The Rogers Sisters - The Invisible Deck (Too Pure)
4/5
By: Michael Cragg
The Rogers Sisters aren't all that they appear to be. For a start, they aren't all sisters. Secondly, they aren't all women, sisters Jennifer and Laura joined by honorary member, Miyuki Furtado. It's his yelping vocals that anchor the catchy first single, 'Why Won't You?'. Coming on like a hybrid of The White Stripes' minimal blues-rock and The Rapture's funky bass lines, it shares both these acts effortless ability to sound completely relevant and yet refer back to the musical past. It also displays The Rogers Sisters' contempt with being pigeon holed, preferring instead to pour all their influences- a dash of Talking Heads, some 80s stadium rock, the Detroit scene they were formed in- into a melting pot and see what comes out.
If 'Why Won't You?' is the perfect single, then 'Your Littlest World' and the eight-minute album closer 'Sooner Or Later' swap the pop hooks for discordant shards of guitar feedback and repetitive lyrics. As impressive as these songs are it only makes you yearn for the three-minute blasts that open the album. These return in the form of the brilliant 'The Clock', which marries a staccato drumbeat with a brilliant call and response lyric, and the previously released glam stomp of 'Emotion Control'.
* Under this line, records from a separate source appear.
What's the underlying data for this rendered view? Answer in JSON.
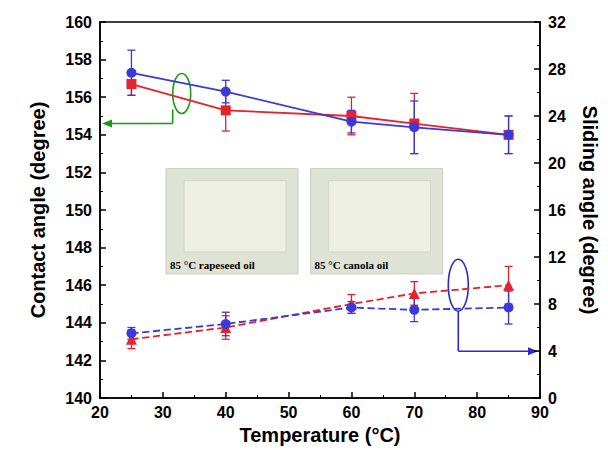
{
  "chart_data": {
    "type": "line",
    "x_label": "Temperature (°C)",
    "y_label": "Contact angle (degree)",
    "y2_label": "Sliding angle (degree)",
    "annotations": [
      "85 °C rapeseed oil",
      "85 °C canola oil"
    ],
    "x": [
      25,
      40,
      60,
      70,
      85
    ],
    "xlim": [
      20,
      90
    ],
    "xticks": [
      20,
      30,
      40,
      50,
      60,
      70,
      80,
      90
    ],
    "ylim": [
      140,
      160
    ],
    "yticks": [
      140,
      142,
      144,
      146,
      148,
      150,
      152,
      154,
      156,
      158,
      160
    ],
    "y2lim": [
      0,
      32
    ],
    "y2ticks": [
      0,
      4,
      8,
      12,
      16,
      20,
      24,
      28,
      32
    ],
    "grid": false,
    "series": [
      {
        "color": "#e8212a",
        "marker": "square",
        "line_style": "solid",
        "values": [
          156.7,
          155.3,
          155.0,
          154.6,
          154.0
        ],
        "errors": [
          0.6,
          1.1,
          1.0,
          1.6,
          1.0
        ]
      },
      {
        "color": "#3a3adb",
        "marker": "circle",
        "line_style": "solid",
        "values": [
          157.3,
          156.3,
          154.7,
          154.4,
          154.0
        ],
        "errors": [
          1.2,
          0.6,
          0.6,
          1.4,
          1.0
        ]
      },
      {
        "color": "#e8212a",
        "marker": "triangle",
        "line_style": "dashed",
        "axis": "y2",
        "values": [
          5.0,
          6.0,
          8.0,
          8.9,
          9.6
        ],
        "errors": [
          0.8,
          1.0,
          0.8,
          1.0,
          1.6
        ]
      },
      {
        "color": "#3a3adb",
        "marker": "circle",
        "line_style": "dashed",
        "axis": "y2",
        "values": [
          5.5,
          6.3,
          7.7,
          7.5,
          7.7
        ],
        "errors": [
          0.5,
          1.0,
          0.5,
          1.0,
          1.4
        ]
      }
    ]
  }
}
In the past The Rogers Sisters have been labelled 'political', mainly because they used a picture of George Bush on the cover of their hard-to-find debut, 'Purely Evil'. But anyone expecting a polemic on the state of the nation will be disappointed, the band choosing instead the well-worn road of abstract dissatisfaction; "Terror brought the world to order/ Lecherous heathens had to free us/ Bury our souls and saw our feet off". These lyrics from 'The Light' are, however, placed above a tight, synapse- snapping pop melody that takes any tendency for maudlin introspection and sticks a rocket up its arse.
'The Invisible Deck' is one of those - an album that may take a few listens, but once it gets under your skin it will remain there for a while. Ignore the six minute long drones and head instead to the short blasts of modern day paranoia and restlessness; they're more fun, promise!